SA hovering at the peak
2003-05-22 12:18
Johannesburg - The South African team trying to reach the summit of Mount Everest, the world's highest peak, were still to decide on Thursday whether they would make another attempt.
The team was forced down the mountain by high winds on Wednesday when they were within 300m of the top, said their publicity team said.
Rosemary Renton said the last communication with the team had been at 07:00 on Thursday. Not all the members were yet back at base camp (5 300m).
"At base camp, you don't have to use oxygen and you can eat better. When they are all there, they will reassess the situation," she said.

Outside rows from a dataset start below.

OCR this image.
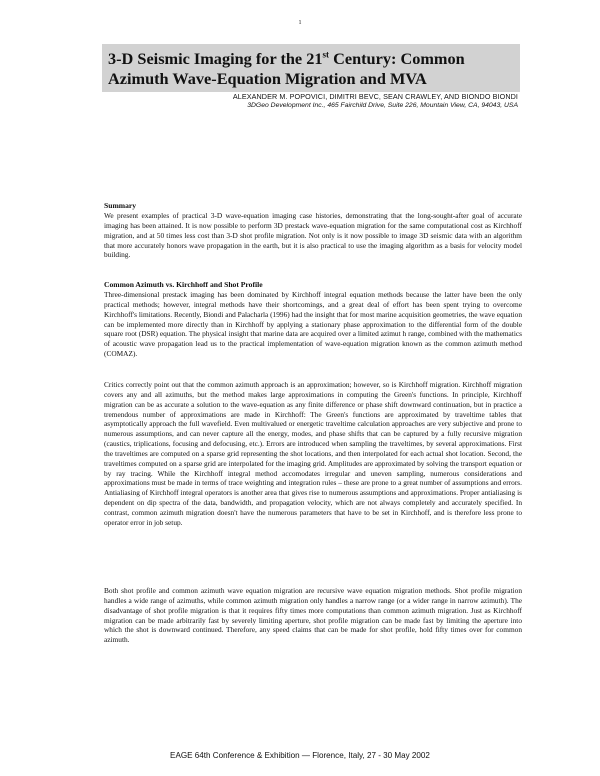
1
3-D Seismic Imaging for the 21st Century: Common
Azimuth Wave-Equation Migration and MVA
ALEXANDER M. POPOVICI, DIMITRI BEVC, SEAN CRAWLEY, AND BIONDO BIONDI
3DGeo Development Inc., 465 Fairchild Drive, Suite 226, Mountain View, CA, 94043, USA
Summary
We present examples of practical 3-D wave-equation imaging case histories, demonstrating that the long-sought-after goal of accurate imaging has been attained. It is now possible to perform 3D prestack wave-equation migration for the same computational cost as Kirchhoff migration, and at 50 times less cost than 3-D shot profile migration. Not only is it now possible to image 3D seismic data with an algorithm that more accurately honors wave propagation in the earth, but it is also practical to use the imaging algorithm as a basis for velocity model building.
Common Azimuth vs. Kirchhoff and Shot Profile
Three-dimensional prestack imaging has been dominated by Kirchhoff integral equation methods because the latter have been the only practical methods; however, integral methods have their shortcomings, and a great deal of effort has been spent trying to overcome Kirchhoff's limitations. Recently, Biondi and Palacharla (1996) had the insight that for most marine acquisition geometries, the wave equation can be implemented more directly than in Kirchhoff by applying a stationary phase approximation to the differential form of the double square root (DSR) equation. The physical insight that marine data are acquired over a limited azimut h range, combined with the mathematics of acoustic wave propagation lead us to the practical implementation of wave-equation migration known as the common azimuth method (COMAZ).
Critics correctly point out that the common azimuth approach is an approximation; however, so is Kirchhoff migration. Kirchhoff migration covers any and all azimuths, but the method makes large approximations in computing the Green's functions. In principle, Kirchhoff migration can be as accurate a solution to the wave-equation as any finite difference or phase shift downward continuation, but in practice a tremendous number of approximations are made in Kirchhoff: The Green's functions are approximated by traveltime tables that asymptotically approach the full wavefield. Even multivalued or energetic traveltime calculation approaches are very subjective and prone to numerous assumptions, and can never capture all the energy, modes, and phase shifts that can be captured by a fully recursive migration (caustics, triplications, focusing and defocusing, etc.). Errors are introduced when sampling the traveltimes, by several approximations. First the traveltimes are computed on a sparse grid representing the shot locations, and then interpolated for each actual shot location. Second, the traveltimes computed on a sparse grid are interpolated for the imaging grid. Amplitudes are approximated by solving the transport equation or by ray tracing. While the Kirchhoff integral method accomodates irregular and uneven sampling, numerous considerations and approximations must be made in terms of trace weighting and integration rules – these are prone to a great number of assumptions and errors. Antialiasing of Kirchhoff integral operators is another area that gives rise to numerous assumptions and approximations. Proper antialiasing is dependent on dip spectra of the data, bandwidth, and propagation velocity, which are not always completely and accurately specified. In contrast, common azimuth migration doesn't have the numerous parameters that have to be set in Kirchhoff, and is therefore less prone to operator error in job setup.
Both shot profile and common azimuth wave equation migration are recursive wave equation migration methods. Shot profile migration handles a wide range of azimuths, while common azimuth migration only handles a narrow range (or a wider range in narrow azimuth). The disadvantage of shot profile migration is that it requires fifty times more computations than common azimuth migration. Just as Kirchhoff migration can be made arbitrarily fast by severely limiting aperture, shot profile migration can be made fast by limiting the aperture into which the shot is downward continued. Therefore, any speed claims that can be made for shot profile, hold fifty times over for common azimuth.
EAGE 64th Conference & Exhibition — Florence, Italy, 27 - 30 May 2002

When the team gave up, the 300m still to be traversed to the top of the 8 850m mountain would have taken them five hours in life-threatening conditions.
TV broadcast from the top
The team, approaching the summit from Nepal, are climbing its southern side.
A joint Chinese-South Korean team, climbing the northern face from Tibet, reached the summit on Wednesday and made a live television broadcast from there.
SA team leader Alex Harris, Sean Disney and Robin Walshaw had reached their highest point, at a location called "the balcony", when they met Sherpas descending because of bad weather. They decided to turn around.
The other members are Sean Wisedale, David Ker and Deshun Deysel. Deysel hopes to be the first black woman to reach the top of the Himalayan mountain.
According to reports, more than 60 teams, comprising 207 climbers, were hoping to conquer the peak this year to celebrate the 50th anniversary of Sir Edmund Hillary and Tenzing Norgay Sherpa's first ascent of Everest on May 29 1953.
More than 1 200 climbers have reached the summit since then, and nearly 200 have died on its slopes.
To mark the golden jubilee of the peak's conquest, veteran mountaineers involved in some of the earlier attempts are gathering in the Nepalese capital, Kathmandu, next week.
Among them are Hillary and Junko Tabei, the first woman to reach the summit - in 1975. Tenzing Norgay died in 1986.